The pit of my stomach didn’t buy any of this.
A summoning spell like the one Cyrus had used on the rats, I thought as I flew madly back toward the castle, but a spell with a subtle change to summon children instead. Feeling aggrieved at the bishop for making him give up the prayer sessions where people essentially came and worshipped him, at me for exposing his use of magic, and at the mayor and council for not coming to find him in the seminary with some even better reward than the key to the city, he — or the demon-had decided to take his revenge through the children. His piping would have drawn them all as surely as it had drawn the rats; Antonia, whose flair for magic made her particularly susceptible, wouldn’t have stood a chance.
Now I just had to try to find some clue to show where they had gone. Not taken downstream and dropped off like the rats, either to drown or wander away, I tried to persuade myself. According to Gwennie’s account, fuller than what Theodora had written the bishop, Cyrus had invited a number of his old friends, the children from the artisans’ quarter, for a country stroll. Antonia’s friend Jen had apparently been one of them, and Antonia had gone along. Adults had heard piping in the distance, but only Theodora had realized, when she felt a faint tug herself, what it meant, and by then other children were leaving their chores and their games to race through the city streets and out the gates. By the time the grownups went after them, every child under fourteen was gone.
But was there even more to this? Had Cyrus been especially interested in my daughter? He had seemed to know who I was when we first met, and if he was, as I intermittently suspected, part of Vlad’s planned revenge on me, then seizing Antonia would be doubly sweet, since he was already furious with me. Any of several people could have told him I was Antonia’s father-Theodora’s neighbors, even the Lady Maria, who had been so uncharacteristically closed-mouthed since coming home. Was summoning the rest of the children both generalized revenge and also a chance to conceal his nefarious plans for one particular child?

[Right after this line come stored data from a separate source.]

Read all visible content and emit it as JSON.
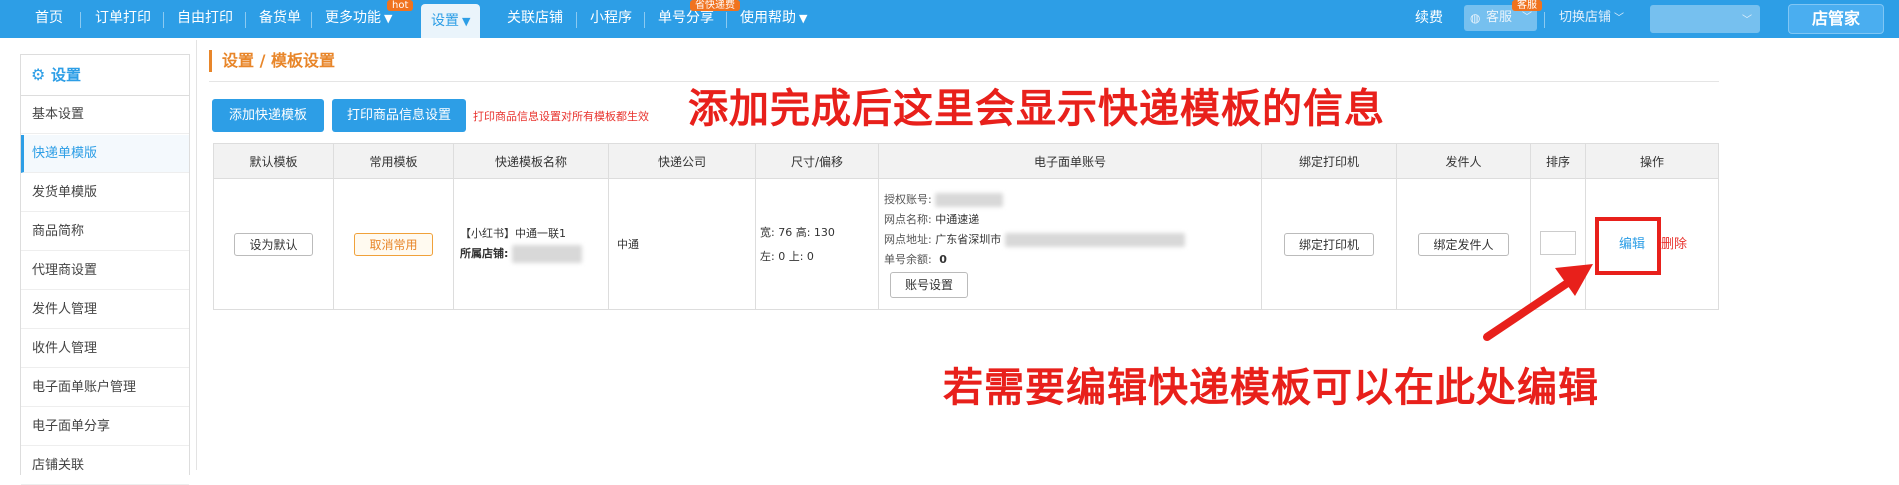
{
  "nav": {
    "items": [
      {
        "label": "首页"
      },
      {
        "label": "订单打印"
      },
      {
        "label": "自由打印"
      },
      {
        "label": "备货单"
      },
      {
        "label": "更多功能"
      },
      {
        "label": "设置"
      },
      {
        "label": "关联店铺"
      },
      {
        "label": "小程序"
      },
      {
        "label": "单号分享"
      },
      {
        "label": "使用帮助"
      }
    ],
    "hot_badge": "hot",
    "share_badge": "省快递费",
    "renew": "续费",
    "kefu": "客服",
    "kefu_badge": "客服",
    "switch_shop": "切换店铺",
    "logo": "店管家"
  },
  "sidebar": {
    "title": "设置",
    "items": [
      {
        "label": "基本设置"
      },
      {
        "label": "快递单模版"
      },
      {
        "label": "发货单模版"
      },
      {
        "label": "商品简称"
      },
      {
        "label": "代理商设置"
      },
      {
        "label": "发件人管理"
      },
      {
        "label": "收件人管理"
      },
      {
        "label": "电子面单账户管理"
      },
      {
        "label": "电子面单分享"
      },
      {
        "label": "店铺关联"
      }
    ],
    "active_index": 1
  },
  "breadcrumb": {
    "parent": "设置",
    "sep": "/",
    "current": "模板设置"
  },
  "toolbar": {
    "add_label": "添加快递模板",
    "print_info_label": "打印商品信息设置",
    "notice": "打印商品信息设置对所有模板都生效"
  },
  "annotations": {
    "top": "添加完成后这里会显示快递模板的信息",
    "bottom": "若需要编辑快递模板可以在此处编辑"
  },
  "table": {
    "headers": [
      "默认模板",
      "常用模板",
      "快递模板名称",
      "快递公司",
      "尺寸/偏移",
      "电子面单账号",
      "绑定打印机",
      "发件人",
      "排序",
      "操作"
    ],
    "row": {
      "set_default": "设为默认",
      "cancel_common": "取消常用",
      "template_name": "【小红书】中通一联1",
      "shop_label": "所属店铺:",
      "company": "中通",
      "size_line1": "宽: 76 高: 130",
      "size_line2": "左: 0 上: 0",
      "auth_account_label": "授权账号:",
      "branch_name_label": "网点名称:",
      "branch_name": "中通速递",
      "branch_addr_label": "网点地址:",
      "branch_addr": "广东省深圳市",
      "balance_label": "单号余额:",
      "balance": "0",
      "account_settings": "账号设置",
      "bind_printer": "绑定打印机",
      "bind_sender": "绑定发件人",
      "edit": "编辑",
      "delete": "删除"
    }
  },
  "colors": {
    "topbar": "#2d9ee6",
    "accent_orange": "#e8862a",
    "annotation_red": "#e8201b"
  }
}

I flew over the walls of the royal castle and went straight to the Lady Justinia’s chambers. “I need your flying carpet, my lady,” I said with minimal effort toward politeness. “And I need it now.”
Her automaton leaned threateningly toward me. “This is passing abrupt, O Wizard,” Justinia said coolly. “The carpet is mine, given me by the mage Kaz-alrhun for my own transportation to safety, not for the convenience of western wizards and their daughters.”
I didn’t have time to explain properly or to respond to the sarcastic note in her voice. “Antonia’s been kidnapped by an evil wizard, and I have to go after her.”